Herman Meville's profound and timeless inquiry into one man's obsession, in a gorgeous new clothbound edition

No American masterpiece casts quite as awesome a shadow as Melville's monumental MOBY DICK. Mad Captain Ahab's quest for the White Whale is a timeless epic- a stirring tragedy of vengeance and obsession, a searing parable about humanity lost in a universe of moral ambiguity. It is the greatest sea story ever told. Far ahead of its own time, MOBY DICK was largely misunderstood and unappreciated by Melville's contemporaries. Today, however, it is indisputably a classic. As D.H. Lawrence wrote, MOBY DICK "commands a stillness in the soul, an awe... [It is] one of the strangest and most wonderful books in the world."

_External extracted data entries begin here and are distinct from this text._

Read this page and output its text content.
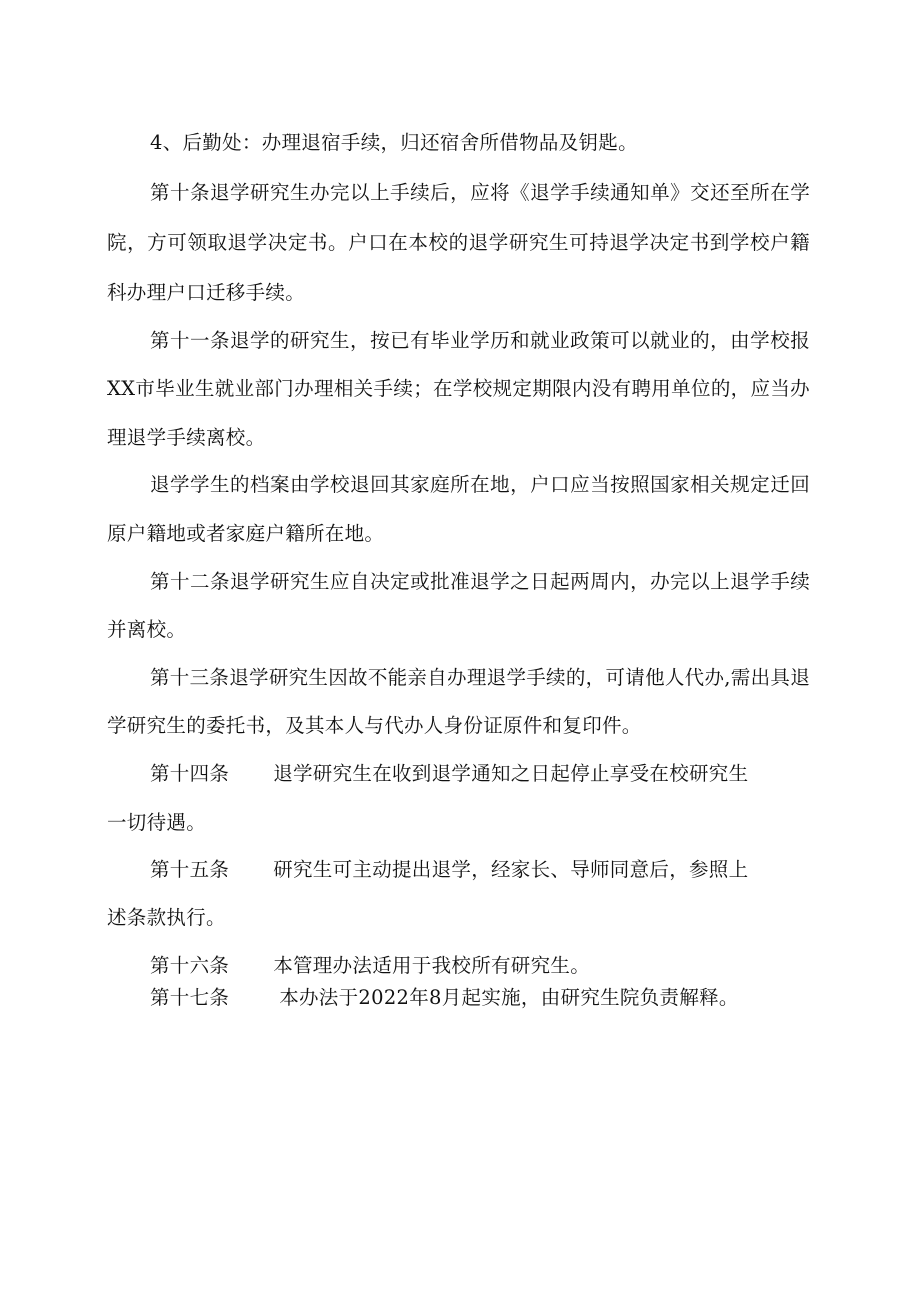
4、后勤处：办理退宿手续，归还宿舍所借物品及钥匙。
第十条退学研究生办完以上手续后，应将《退学手续通知单》交还至所在学
院，方可领取退学决定书。户口在本校的退学研究生可持退学决定书到学校户籍
科办理户口迁移手续。
第十一条退学的研究生，按已有毕业学历和就业政策可以就业的，由学校报
XX市毕业生就业部门办理相关手续；在学校规定期限内没有聘用单位的，应当办
理退学手续离校。
退学学生的档案由学校退回其家庭所在地，户口应当按照国家相关规定迁回
原户籍地或者家庭户籍所在地。
第十二条退学研究生应自决定或批准退学之日起两周内，办完以上退学手续
并离校。
第十三条退学研究生因故不能亲自办理退学手续的，可请他人代办,需出具退
学研究生的委托书，及其本人与代办人身份证原件和复印件。
第十四条 退学研究生在收到退学通知之日起停止享受在校研究生
一切待遇。
第十五条 研究生可主动提出退学，经家长、导师同意后，参照上
述条款执行。
第十六条 本管理办法适用于我校所有研究生。
第十七条	本办法于2022年8月起实施，由研究生院负责解释。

  • Published: 1 February 1998
  • ISBN: 9780553213119
  • Imprint: Bantam Dell
  • Format: Paperback
  • Pages: 704
  • RRP: $9.99

About the author

Herman Melville

Herman Melville was born on August 1, 1819, in New York City, the son of a merchant. Only twelve when his father died bankrupt, young Herman tried work as a bank clerk, as a cabin-boy on a trip to Liverpool, and as an elementary schoolteacher, before shipping in January 1841 on the whaler Acushnet, bound for the Pacific. Deserting ship the following year in the Marquesas, he made his way to Tahiti and Honolulu, returning as ordinary seaman on the frigate United States to Boston, where he was discharged in October 1844. Books based on these adventures won him immediate success. By 1850 he was married, had acquired a farm near Pittsfield, Massachussetts (where he was the impetuous friend and neighbor of Nathaniel Hawthorne), and was hard at work on his masterpiece Moby-Dick.

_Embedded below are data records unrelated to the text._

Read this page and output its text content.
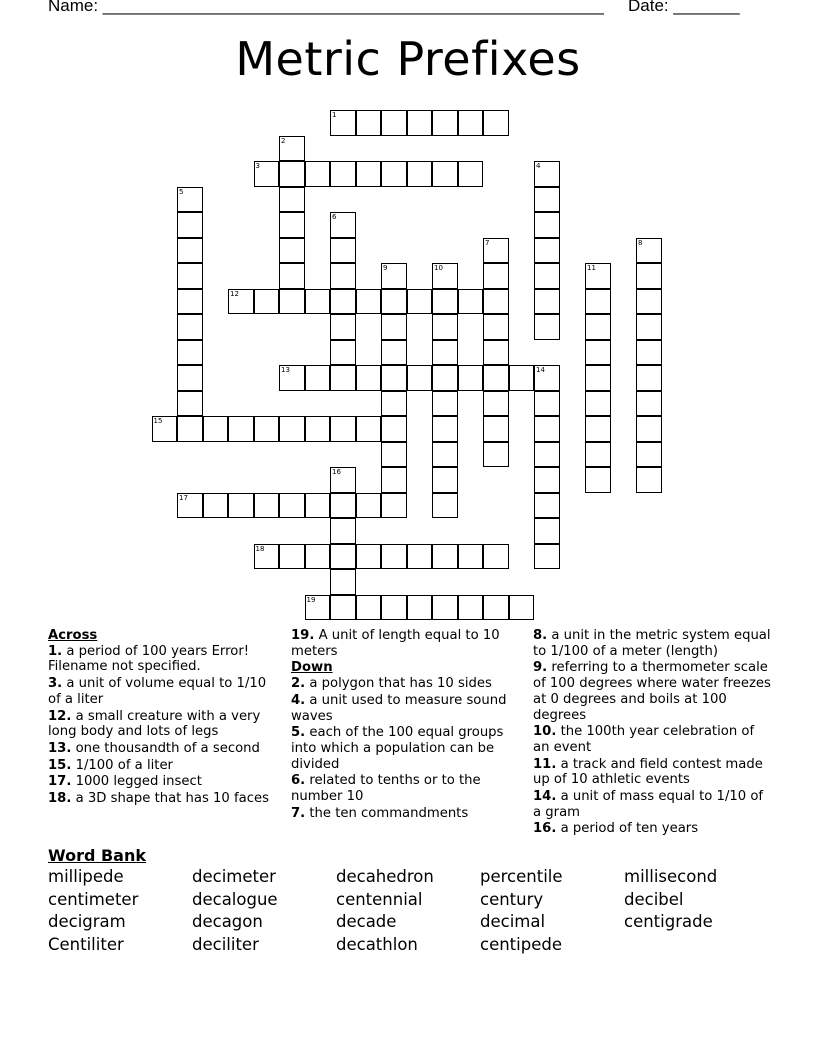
Name: _____________________________________________________ Date: _______
Metric Prefixes
1
2
3	4
5
6
7	8
9	10	11
12
13	14
15
16
17
18
19
Across
1. a period of 100 years Error! Filename not specified.
3. a unit of volume equal to 1/10 of a liter
12. a small creature with a very long body and lots of legs
13. one thousandth of a second
15. 1/100 of a liter
17. 1000 legged insect
18. a 3D shape that has 10 faces
19. A unit of length equal to 10 meters
Down
2. a polygon that has 10 sides
4. a unit used to measure sound waves
5. each of the 100 equal groups into which a population can be divided
6. related to tenths or to the number 10
7. the ten commandments
8. a unit in the metric system equal to 1/100 of a meter (length)
9. referring to a thermometer scale of 100 degrees where water freezes at 0 degrees and boils at 100 degrees
10. the 100th year celebration of an event
11. a track and field contest made up of 10 athletic events
14. a unit of mass equal to 1/10 of a gram
16. a period of ten years
Word Bank
millipede	decimeter	decahedron	percentile	millisecond
centimeter	decalogue	centennial	century	decibel
decigram	decagon	decade	decimal	centigrade
Centiliter	deciliter	decathlon	centipede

Literary success soon faded; his complexity increasingly alienated readers. After a visit to the Holy Land in January 1857, he turned from writing prose fiction to poetry. In 1863, during the Civil War, he moved back to New York City, where from 1866-1885 he was a deputy inspector in the Custom House, and where, in 1891, he died. A draft of a final prose work, Billy Budd, Sailor, was left unfinished and uncollated, packed tidily away by his widow, where it remained until its rediscovery and publication in 1924.